Boas memórias avalizam o nosso presente
Bem, eu não morri aos 27 anos e estou aqui, razoavelmente bem de saúde, quase na metade da sétima década de vida. Sigmund Freud, o criador da Psicanálise, afirmava que “o inconsciente não envelhece”. Os anos passam e nos sentimos, interiormente, a mesma pessoa. Afinal, somos nós mesmos. Continuamos nós mesmos. E se de repente nos defrontamos no espelho com uma intrigante figura com cabelos brancos e rugas onde antes não existiam, sempre é uma surpresa: o tempo passa, inexoravelmente. Talvez não nos surpreendêssemos ao enxergar em nossa frente aquele jovem que ainda coabita o nosso corpo. Mas o espelho não mente. Aquele velho sou eu. Dentro dele, e na nossa imaginação, todas as idades condensadas.

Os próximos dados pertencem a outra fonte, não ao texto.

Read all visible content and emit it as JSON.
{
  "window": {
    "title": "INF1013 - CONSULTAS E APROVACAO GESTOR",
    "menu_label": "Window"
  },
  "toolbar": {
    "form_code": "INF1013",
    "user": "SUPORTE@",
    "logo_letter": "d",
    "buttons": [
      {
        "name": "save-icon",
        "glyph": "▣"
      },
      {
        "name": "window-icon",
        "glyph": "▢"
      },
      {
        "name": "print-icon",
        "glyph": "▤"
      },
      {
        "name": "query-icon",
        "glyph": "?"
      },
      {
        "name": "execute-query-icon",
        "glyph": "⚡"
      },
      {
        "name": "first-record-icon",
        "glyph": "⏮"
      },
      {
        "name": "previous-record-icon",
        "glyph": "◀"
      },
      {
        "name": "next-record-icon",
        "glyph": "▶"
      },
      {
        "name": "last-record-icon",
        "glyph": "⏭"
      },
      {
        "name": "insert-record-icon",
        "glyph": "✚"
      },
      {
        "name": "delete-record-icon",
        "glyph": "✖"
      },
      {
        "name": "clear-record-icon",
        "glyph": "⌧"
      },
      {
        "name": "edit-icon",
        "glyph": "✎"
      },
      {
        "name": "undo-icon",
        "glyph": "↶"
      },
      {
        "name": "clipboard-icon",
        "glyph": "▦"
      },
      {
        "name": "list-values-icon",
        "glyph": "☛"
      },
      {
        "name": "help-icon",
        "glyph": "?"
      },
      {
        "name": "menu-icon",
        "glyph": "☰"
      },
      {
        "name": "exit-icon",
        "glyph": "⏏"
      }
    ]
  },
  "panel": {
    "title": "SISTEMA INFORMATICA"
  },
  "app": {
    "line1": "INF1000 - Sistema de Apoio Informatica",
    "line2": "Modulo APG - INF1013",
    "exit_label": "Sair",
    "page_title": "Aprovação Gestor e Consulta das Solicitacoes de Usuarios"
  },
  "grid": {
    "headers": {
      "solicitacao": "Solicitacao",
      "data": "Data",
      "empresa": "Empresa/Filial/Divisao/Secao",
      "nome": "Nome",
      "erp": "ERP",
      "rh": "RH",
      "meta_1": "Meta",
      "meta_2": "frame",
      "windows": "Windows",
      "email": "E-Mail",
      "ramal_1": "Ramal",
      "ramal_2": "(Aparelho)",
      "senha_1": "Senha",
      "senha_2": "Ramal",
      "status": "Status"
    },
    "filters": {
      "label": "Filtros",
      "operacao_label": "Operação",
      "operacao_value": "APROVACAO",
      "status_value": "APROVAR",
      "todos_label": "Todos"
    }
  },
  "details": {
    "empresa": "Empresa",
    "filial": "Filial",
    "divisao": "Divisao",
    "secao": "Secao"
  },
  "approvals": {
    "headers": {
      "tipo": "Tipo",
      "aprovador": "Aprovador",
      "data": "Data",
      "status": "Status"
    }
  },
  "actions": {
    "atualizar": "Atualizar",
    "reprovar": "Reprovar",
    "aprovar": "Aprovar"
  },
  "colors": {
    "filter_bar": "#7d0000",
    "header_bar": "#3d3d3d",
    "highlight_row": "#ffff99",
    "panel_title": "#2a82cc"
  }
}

Sim, 64 anos. Se tivemos uma profissão e nos dedicamos amorosamente a ela ao longo dos anos, teremos grandes possibilidades de exibirmos uma grande experiência e expertise em nossa área. A palavra amorosamente não está ali por acaso – se o que fazemos é objeto de tristeza e decepção, os frutos colhidos são mais amargos. Sim, precisamos gostar do que fazemos. Boas memórias se constroem assim, e, muitas vezes, elas avalizam o nosso presente.
Você lembra dos orelhões, não? Das fichas telefônicas...
E o que essa geração representa? Os sessentões, que dão os primeiros passos de sua trajetória na velhice. É uma geração sanduíche: cuidou dos filhos e agora ajuda a cuidar dos pais. Entre o conservadorismo e uma moral mais estreita e rígida da geração que os antecedeu, os sessentões ficam comprimidos pela liberalidade e pelas mentalidades mais tecnológicas – quase naturalmente tecnológicas, das gerações que os sucedem. Caiu a ficha? Pois é, para entender esta frase, a maior parte de sua vida se passou no século XX.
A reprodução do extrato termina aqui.